A sostegno del recupero delle aree o degli immobili dismessi, di proprietà pubblica, sommariamente, i Comuni possono contare, da un lato, sulla Legge Regionale n. 18 del 26 novembre 2019,  avente per obiettivo la semplificazione e l’incentivazione al riutilizzo urbano e territoriale dei siti compromessi, dall’altro, sui contributi previsti dal bando del Presidente del Consiglio dei Ministri, finalizzati a investimenti e progetti di rigenerazione urbana, ovvero alla riduzione dei fenomeni di marginalizzazione e degrado sociale. “Per gli scopi appena indicati, la Regione prevede una dotazione finanziaria a favore dei Comuni,  pari a 40 milioni di euro per l’esercizio finanziario 2021 e 60 a valere sull’esercizio finanziario 2022, con un contributo per intervento  massimo  di 500.000 euro,  mentre  il  Decreto ministeriale, agli Enti Locali con popolazione tra 15.000 e  49.999 abitanti,  fissa uno stanziamento, nel biennio 2021-2022,  di 400 milioni, con un limite massimo per  intervento non superiore a 5 milioni di euro”, riassumono i socialisti cremaschi.

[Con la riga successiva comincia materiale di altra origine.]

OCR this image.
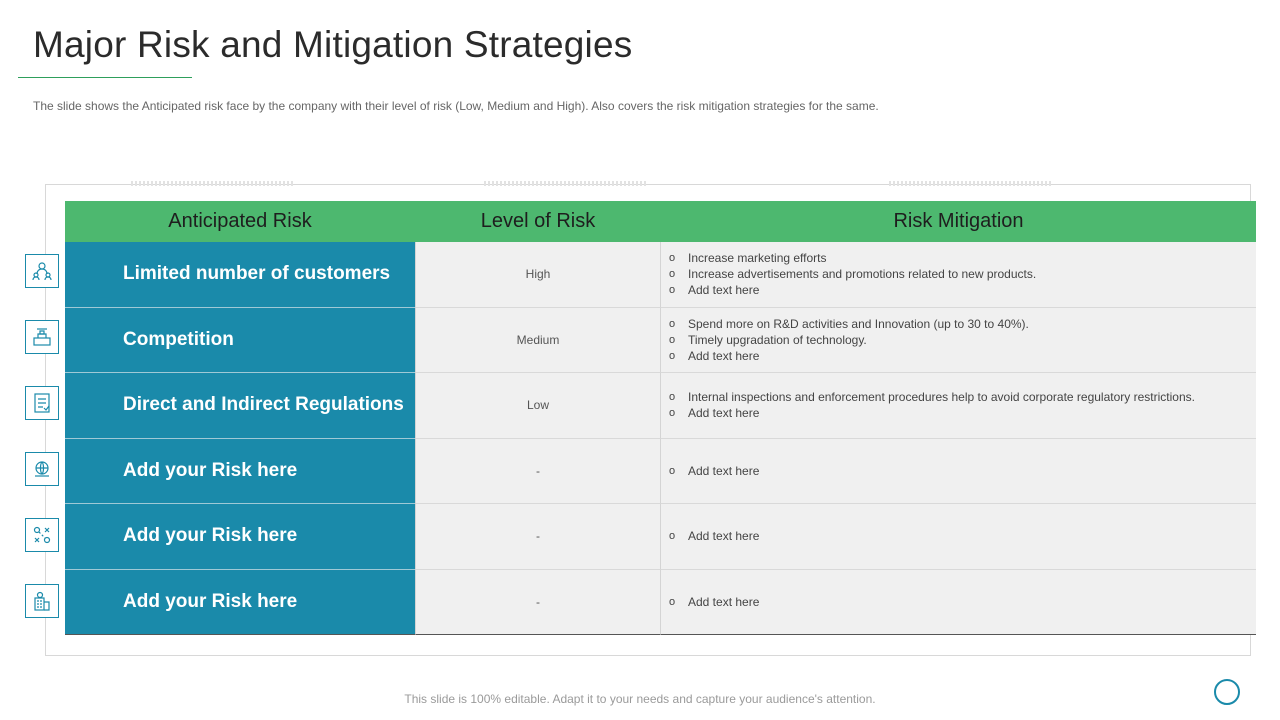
Major Risk and Mitigation Strategies
The slide shows the Anticipated risk face by the company with their level of risk (Low, Medium and High). Also covers the risk mitigation strategies for the same.
Anticipated Risk	Level of Risk	Risk Mitigation
Limited number of customers	High
o	Increase marketing efforts
o	Increase advertisements and promotions related to new products.
o	Add text here
Competition	Medium
o	Spend more on R&D activities and Innovation (up to 30 to 40%).
o	Timely upgradation of technology.
o	Add text here
Direct and Indirect Regulations	Low
o	Internal inspections and enforcement procedures help to avoid corporate regulatory restrictions.
o	Add text here
Add your Risk here	-	o	Add text here
Add your Risk here	-	o	Add text here
Add your Risk here	-	o	Add text here
This slide is 100% editable. Adapt it to your needs and capture your audience's attention.
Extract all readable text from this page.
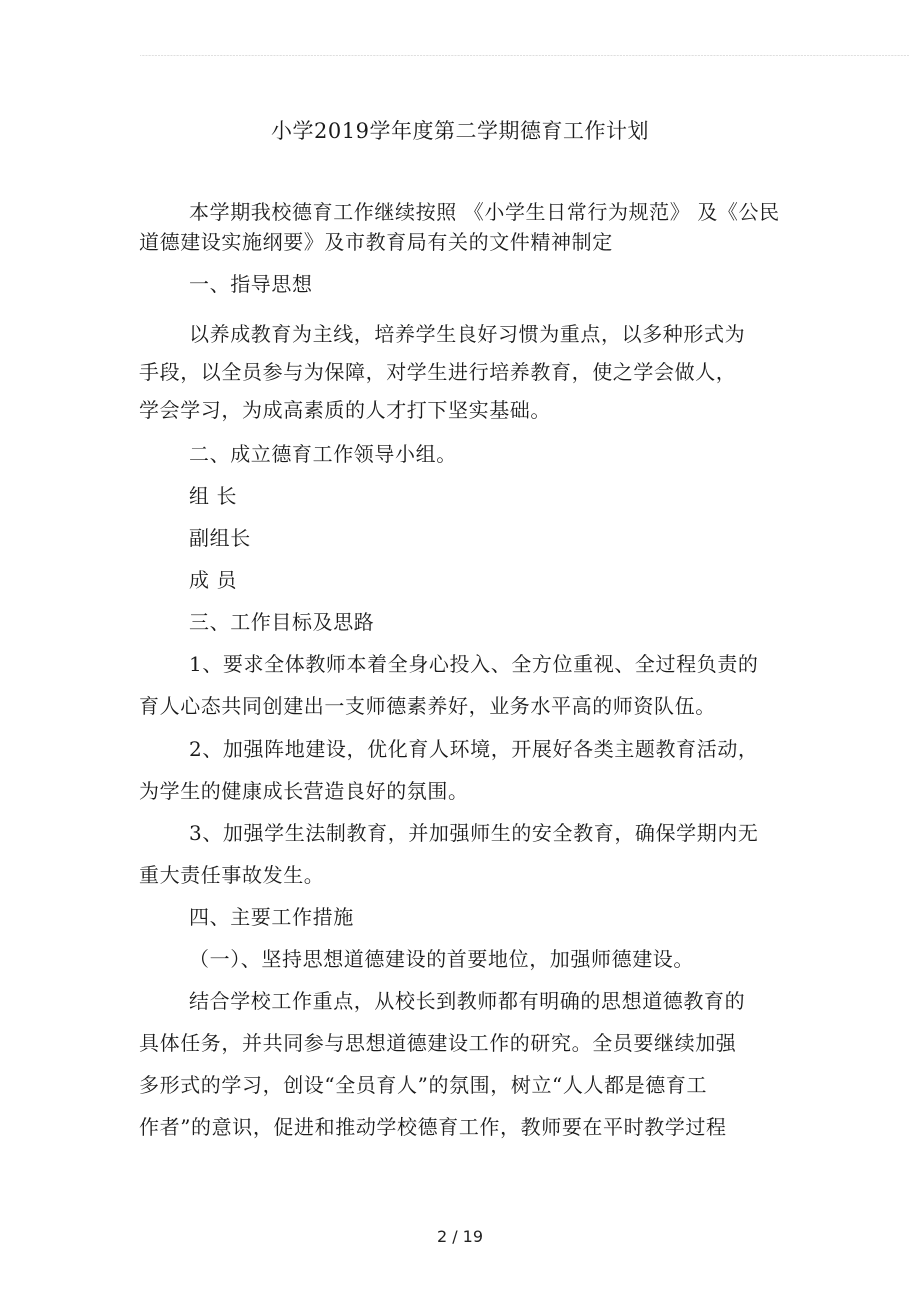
...........................................................................................................................................................................................................................................................................................................................................................................................................................................................................................................................................
小学2019学年度第二学期德育工作计划
本学期我校德育工作继续按照 《小学生日常行为规范》 及《公民
道德建设实施纲要》及市教育局有关的文件精神制定
一、指导思想
以养成教育为主线，培养学生良好习惯为重点，以多种形式为
手段，以全员参与为保障，对学生进行培养教育，使之学会做人，
学会学习，为成高素质的人才打下坚实基础。
二、成立德育工作领导小组。
组 长
副组长
成 员
三、工作目标及思路
1、要求全体教师本着全身心投入、全方位重视、全过程负责的
育人心态共同创建出一支师德素养好，业务水平高的师资队伍。
2、加强阵地建设，优化育人环境，开展好各类主题教育活动，
为学生的健康成长营造良好的氛围。
3、加强学生法制教育，并加强师生的安全教育，确保学期内无
重大责任事故发生。
四、主要工作措施
（一）、坚持思想道德建设的首要地位，加强师德建设。
结合学校工作重点，从校长到教师都有明确的思想道德教育的
具体任务，并共同参与思想道德建设工作的研究。全员要继续加强
多形式的学习，创设“全员育人”的氛围，树立“人人都是德育工
作者”的意识，促进和推动学校德育工作，教师要在平时教学过程
2 / 19
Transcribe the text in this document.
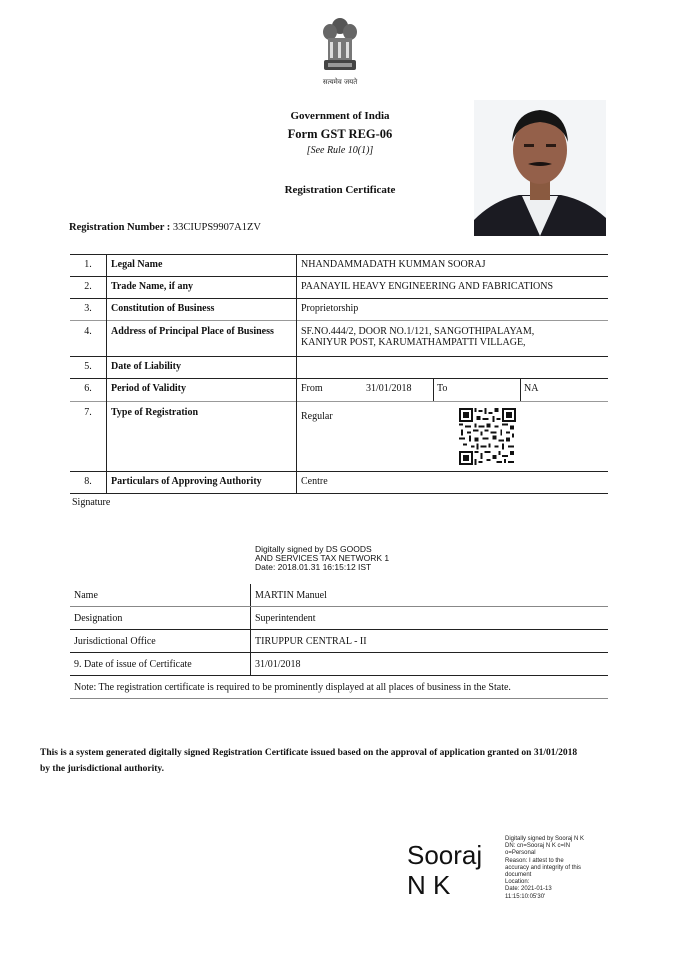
सत्यमेव जयते
Government of India
Form GST REG-06
[See Rule 10(1)]
Registration Certificate
Registration Number : 33CIUPS9907A1ZV
1.	Legal Name	NHANDAMMADATH KUMMAN SOORAJ
2.	Trade Name, if any	PAANAYIL HEAVY ENGINEERING AND FABRICATIONS
3.	Constitution of Business	Proprietorship
4.	Address of Principal Place of Business	SF.NO.444/2, DOOR NO.1/121, SANGOTHIPALAYAM,
KANIYUR POST, KARUMATHAMPATTI VILLAGE,

5.	Date of Liability	
6.	Period of Validity	From 31/01/2018 To NA

7.	Type of Registration	Regular

8.	Particulars of Approving Authority	Centre
Signature
Digitally signed by DS GOODS
AND SERVICES TAX NETWORK 1
Date: 2018.01.31 16:15:12 IST
Name	MARTIN Manuel
Designation	Superintendent
Jurisdictional Office	TIRUPPUR CENTRAL - II
9. Date of issue of Certificate	31/01/2018
Note: The registration certificate is required to be prominently displayed at all places of business in the State.	
This is a system generated digitally signed Registration Certificate issued based on the approval of application granted on 31/01/2018
by the jurisdictional authority.
Sooraj
N K
Digitally signed by Sooraj N K
DN: cn=Sooraj N K c=IN
o=Personal
Reason: I attest to the
accuracy and integrity of this
document
Location:
Date: 2021-01-13
11:15:10:05'30'
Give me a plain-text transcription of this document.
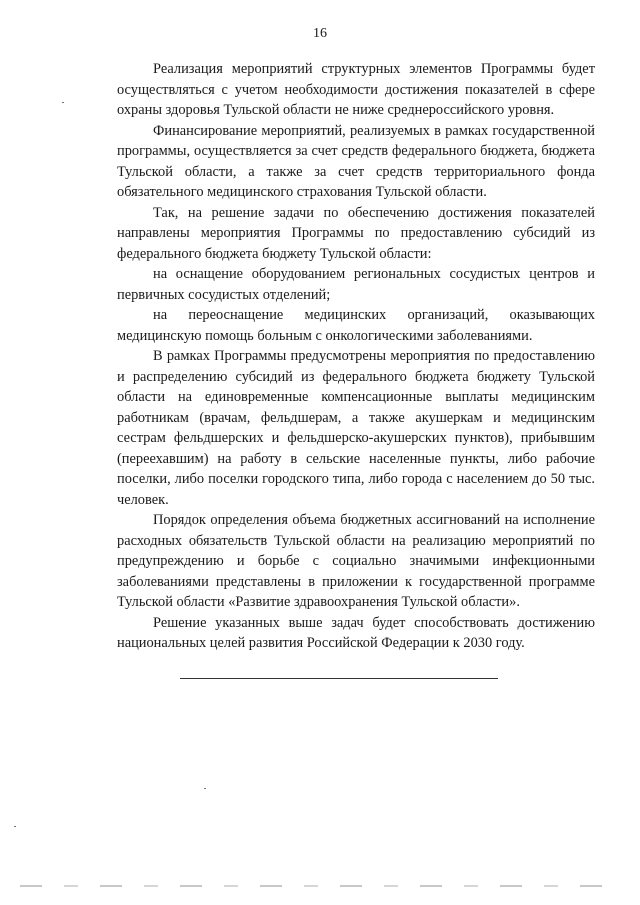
16

Реализация мероприятий структурных элементов Программы будет осуществляться с учетом необходимости достижения показателей в сфере охраны здоровья Тульской области не ниже среднероссийского уровня.

Финансирование мероприятий, реализуемых в рамках государственной программы, осуществляется за счет средств федерального бюджета, бюджета Тульской области, а также за счет средств территориального фонда обязательного медицинского страхования Тульской области.

Так, на решение задачи по обеспечению достижения показателей направлены мероприятия Программы по предоставлению субсидий из федерального бюджета бюджету Тульской области:

на оснащение оборудованием региональных сосудистых центров и первичных сосудистых отделений;

на переоснащение медицинских организаций, оказывающих медицинскую помощь больным с онкологическими заболеваниями.

В рамках Программы предусмотрены мероприятия по предоставлению и распределению субсидий из федерального бюджета бюджету Тульской области на единовременные компенсационные выплаты медицинским работникам (врачам, фельдшерам, а также акушеркам и медицинским сестрам фельдшерских и фельдшерско-акушерских пунктов), прибывшим (переехавшим) на работу в сельские населенные пункты, либо рабочие поселки, либо поселки городского типа, либо города с населением до 50 тыс. человек.

Порядок определения объема бюджетных ассигнований на исполнение расходных обязательств Тульской области на реализацию мероприятий по предупреждению и борьбе с социально значимыми инфекционными заболеваниями представлены в приложении к государственной программе Тульской области «Развитие здравоохранения Тульской области».

Решение указанных выше задач будет способствовать достижению национальных целей развития Российской Федерации к 2030 году.
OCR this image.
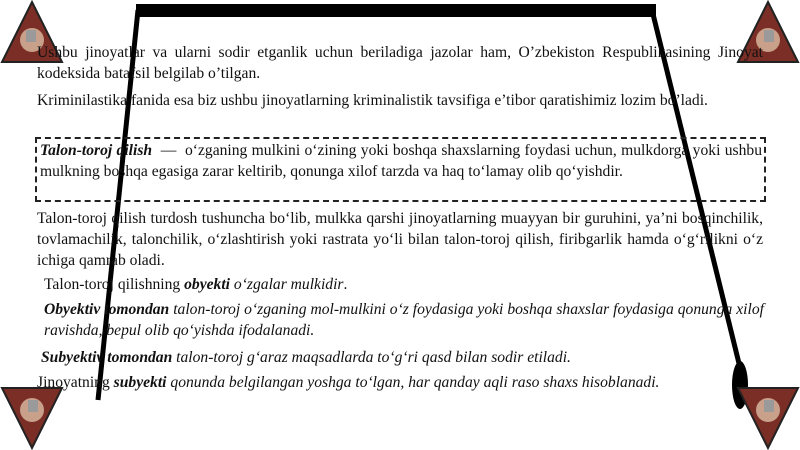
Ushbu jinoyatlar va ularni sodir etganlik uchun beriladiga jazolar ham, O’zbekiston Respublikasining Jinoyat kodeksida batafsil belgilab o’tilgan.

Kriminilastika fanida esa biz ushbu jinoyatlarning kriminalistik tavsifiga e’tibor qaratishimiz lozim bo’ladi.

Talon-toroj qilish — o‘zganing mulkini o‘zining yoki boshqa shaxslarning foydasi uchun, mulkdorga yoki ushbu mulkning boshqa egasiga zarar keltirib, qonunga xilof tarzda va haq to‘lamay olib qo‘yishdir.

Talon-toroj qilish turdosh tushuncha bo‘lib, mulkka qarshi jinoyatlarning muayyan bir guruhini, ya’ni bosqinchilik, tovlamachilik, talonchilik, o‘zlashtirish yoki rastrata yo‘li bilan talon-toroj qilish, firibgarlik hamda o‘g‘rilikni o‘z ichiga qamrab oladi.

Talon-toroj qilishning obyekti o‘zgalar mulkidir.

Obyektiv tomondan talon-toroj o‘zganing mol-mulkini o‘z foydasiga yoki boshqa shaxslar foydasiga qonunga xilof ravishda, bepul olib qo‘yishda ifodalanadi.

Subyektiv tomondan talon-toroj g‘araz maqsadlarda to‘g‘ri qasd bilan sodir etiladi.

Jinoyatning subyekti qonunda belgilangan yoshga to‘lgan, har qanday aqli raso shaxs hisoblanadi.
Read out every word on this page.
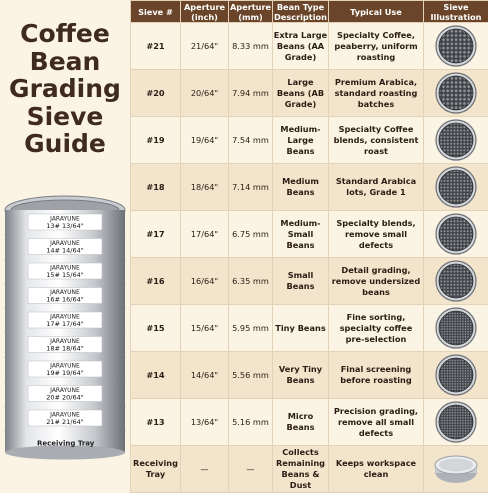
Coffee
Bean
Grading
Sieve
Guide
JARAYUNE
13# 13/64"
JARAYUNE
14# 14/64"
JARAYUNE
15# 15/64"
JARAYUNE
16# 16/64"
JARAYUNE
17# 17/64"
JARAYUNE
18# 18/64"
JARAYUNE
19# 19/64"
JARAYUNE
20# 20/64"
JARAYUNE
21# 21/64"
Receiving Tray
Sieve #	Aperture (inch)	Aperture (mm)	Bean Type Description	Typical Use	Sieve Illustration
#21	21/64"	8.33 mm	Extra Large Beans (AA Grade)	Specialty Coffee, peaberry, uniform roasting	

#20	20/64"	7.94 mm	Large Beans (AB Grade)	Premium Arabica, standard roasting batches	

#19	19/64"	7.54 mm	Medium-Large Beans	Specialty Coffee blends, consistent roast	

#18	18/64"	7.14 mm	Medium Beans	Standard Arabica lots, Grade 1	

#17	17/64"	6.75 mm	Medium-Small Beans	Specialty blends, remove small defects	

#16	16/64"	6.35 mm	Small Beans	Detail grading, remove undersized beans	

#15	15/64"	5.95 mm	Tiny Beans	Fine sorting, specialty coffee pre-selection	

#14	14/64"	5.56 mm	Very Tiny Beans	Final screening before roasting	

#13	13/64"	5.16 mm	Micro Beans	Precision grading, remove all small defects	

Receiving Tray	—	—	Collects Remaining Beans & Dust	Keeps workspace clean	
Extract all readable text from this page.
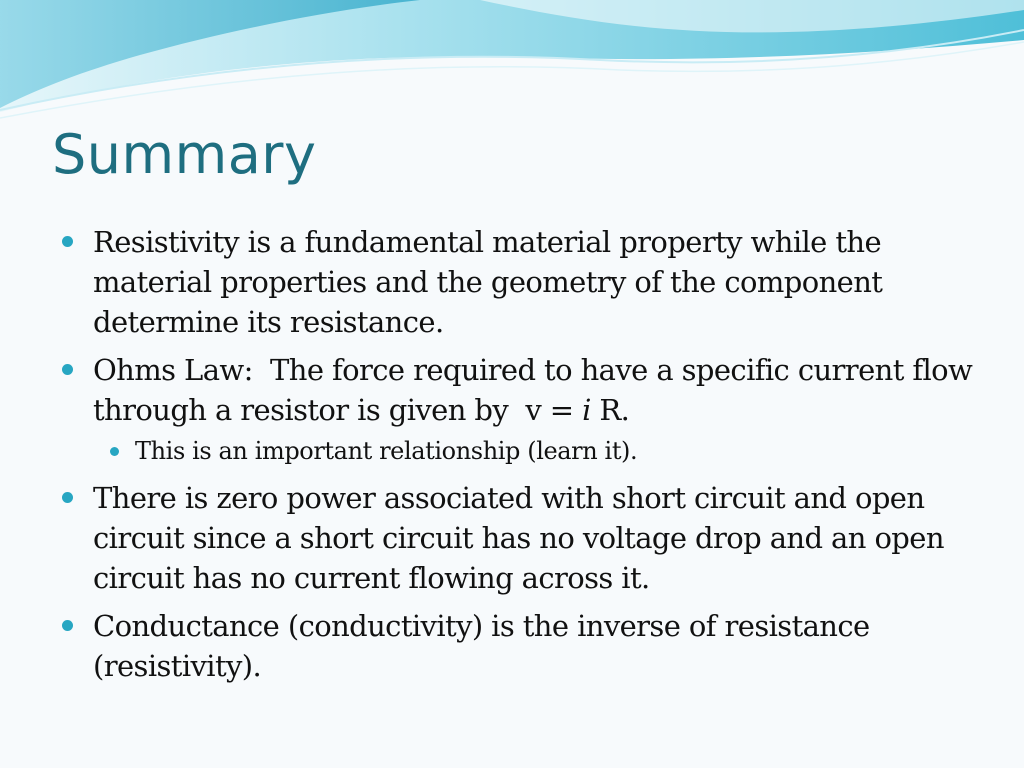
Summary
Resistivity is a fundamental material property while the material properties and the geometry of the component determine its resistance.
Ohms Law:  The force required to have a specific current flow through a resistor is given by  v = i R.
This is an important relationship (learn it).
There is zero power associated with short circuit and open circuit since a short circuit has no voltage drop and an open circuit has no current flowing across it.
Conductance (conductivity) is the inverse of resistance (resistivity).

“Dagli aspetti appena richiamate, si può desumere che i Comuni della nostra zona, a parte Crema, non hanno alcuna possibilità di concorrere all’ottenimento delle risorse statali, mentre per accedere a quelle regionali, premianti  risultano essere le  istanze sovraccomunali”, commenta Virginio Venturelli. Oltre al patrimonio immobiliare “in malora” – pubblico e privato – più volte ricordato per la nostra città (l’incompiuta  scuola di Cielle, la Pierina, le Carceri, gli  Stalloni,  l’ex tribunale, l’area di via Macello, quella dell’ex Olivetti, l’edificio di via Indipendenza, la ex tripperia Boschiroli, la Comunità Socialista Cremasca, considera “quanto mai  opportuna una fotografia aggiornata delle  situazioni analoghe  in tutto  il Cremasco, perché si possano condividere priorità e proposte unitarie di intervento”.

Per Venturelli & Co. i sindaci dei piccoli Comuni non devono mancare tale impegno “all’atto dell’individuazione degli immobili, di qualsiasi destinazione d’uso, fonti di criticità per la salute, la sicurezza, l’inquinamento e il degrado ambientale e urbanistico, confermando l’indirizzo di non consumare ulteriormente suolo verde e agricolo, a fronte della richiesta di nuovi insediamenti  edilizi”. Oltre alla contrarietà alla cementificazione i socialisti ritengno importante “anche la cautela da parte dei Comuni, sulle varianti dei Pgt, meccanicamente recepenti l’incremento degli indici edificabili previsti dalla legge citata, a favore dei soggetti privati, al fine di evitare delle subdole forme di speculazione”.

Nell’ambito dell’Area Omogenea, “non sarebbero certamente fuori luogo degli approfondimenti sull’argomento, sulle più consone modalità di presentazione delle richieste di contributo, sui criteri di scelta delle aree/immobili pubblici, sulla loro funzionalità, nonché stimoli anche per gli operatori privati, verso la formalizzazione di Piani integrati che contemplino, per esempio, riassetti viari, servizi alle imprese, quote di edilizia popolare o arredi  urbani, di interesse generale”. Tra le molteplici tipologie di intervento, che la normativa regionale  agevola, la Comunità Socialista cremasca, invita i sindaci a prestare  maggiori attenzioni anche al recupero storico delle cascine abbandonate, favorendo  il  loro riutilizzo allo svolgimento di attività sociali, naturalistiche e didattiche. “Il nostro auspicio conclusivo, è che i Comuni non rinuncino, per sconforto, all’idea di elaborare e  candidare al beneficio economico, progetti in forma associata, che seppur di modesta entità, possono risultare senz’altro più incisivi, per la ripresa economica e occupazionale del nostro territorio, rispetto a tanti bonus finora erogati”.